Since the dawn of time man has looked to the stars in wonderment. From the patriarchs of the Mayan empire to Aristotle and Galileo, humans have always seen the heavens as a great unknown. In 1961, under the guidance of President John F. Kennedy, America sent an astronaut up to touch them. His vessel, the Mercury-Redstone 3, was built here in California.
A major milestone to be sure, but this wasn’t our beginning in the world of aerospace. In fact, California has been at the leading edge of this industry since its beginning. The sound barrier was broken here; the Apollo command module was built here; the Columbia space shuttle landed here after its first trip to the stars. The list goes on but suffice it to say our region and the aerospace industry are inextricably linked.
The aerospace industry has led us to prosperity by providing mortgage-paying jobs to thousands of Santa Clarita and Antelope Valley residents. It is a larger part of California’s economy than agriculture and Film & Television combined with industry average salaries over $100,000. Aerospace has led to the development of the AV from a sleepy bedroom community in the desert to a hotbed of economic activity. All this is why, now more than ever, we must ensure the industry continues to call California home.
The highly skilled workforce needed by the industry has become increasingly harder to come by. That’s why, along with Assemblyman Tom Lackey, I’ve been involved in a four-year battle to bring an aerospace institute to the this region so that we can train and educate local residents to fill the staffing needs of our biggest industry and give all Californians an avenue to career-long prosperity in the field of aerospace.
It’s taken a long time, but we’re almost there. This year, we introduced a bill – Senate Bill 1356 – to get state funding for the institute to match anticipated contributions from industry partners who call the region home and would jump at the opportunity to work with an educational institution to train the next generation of aerospace engineers.
The bill has had widespread support from industry professionals, educators and politicians on both sides of the aisle, and it’s just two stops away from the governor’s desk, closer than we’ve ever been. As we move in to the final months of this year’s legislative session we’ll be working hard every day to pass SB 1356 and make the institute a reality.
The Institute, a graduate level research facility, will provide chances for the best and brightest minds in engineering, physics, mathematics and technology to converge at the heart of the industry, working with leaders in the field while pursuing their graduate degree.
An aerospace institute will be more than just a place to learn and develop, though; it will represent our commitment to a business sector that has, for decades, committed to us here in Southern California.
California’s aerospace industry brings to our state a whopping $61.6 billion per year and employs over 500,000 people. The industry is a bigger economic force in the state than the entertainment and agriculture industries combined; it’s time we start valuing the sector like we do others and supplying it with the workforce it needs.

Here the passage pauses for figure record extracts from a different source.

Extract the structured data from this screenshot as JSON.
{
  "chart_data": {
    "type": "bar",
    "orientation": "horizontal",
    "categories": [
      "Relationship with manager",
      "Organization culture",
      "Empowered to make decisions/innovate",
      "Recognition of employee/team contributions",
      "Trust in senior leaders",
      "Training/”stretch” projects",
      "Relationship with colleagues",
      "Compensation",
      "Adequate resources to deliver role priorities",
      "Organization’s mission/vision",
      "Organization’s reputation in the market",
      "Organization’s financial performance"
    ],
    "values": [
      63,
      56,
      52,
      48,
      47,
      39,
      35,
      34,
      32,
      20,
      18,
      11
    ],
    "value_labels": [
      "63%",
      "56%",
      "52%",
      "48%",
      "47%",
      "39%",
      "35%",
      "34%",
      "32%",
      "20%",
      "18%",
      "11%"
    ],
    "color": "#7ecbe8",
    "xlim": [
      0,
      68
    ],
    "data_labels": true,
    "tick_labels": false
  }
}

Because of our region’s historical significance in the aerospace field and its proximity to facilities and industry leaders, the area serves as the premiere locale for aerospace research, development and manufacturing. As we look to build on that potential the institute will play a key role, laying the groundwork for a prosperous and long-lasting relationship between the people of the region and the aerospace industry.
This is our chance to turn the corner from bedroom community to economic powerhouse. Much like Stanford University was able to transform Silicon Valley in the 1970s, the California Institute for Aerospace would strengthen our position as a global leader in the aerospace industry. By creating this institute we will build educational and employment opportunities here, ensuring more and more of us can learn and work close to home and cut the commute.
When aerospace does well, California does well. It’s a truly amazing industry. These brilliant professionals build things most of us barely dream of. Seemingly straight out of science fiction, companies in the region have sent men to the moon, made them go faster, higher, longer than ever before, and built defense systems that save thousands of lives on the battlefield. Along the way, they’ve invented things like kidney dialysis and L.E.D. lighting.
Let’s not lose sight of aerospace research, development and manufacturing; let’s support it, grow it and help it thrive, so we can too.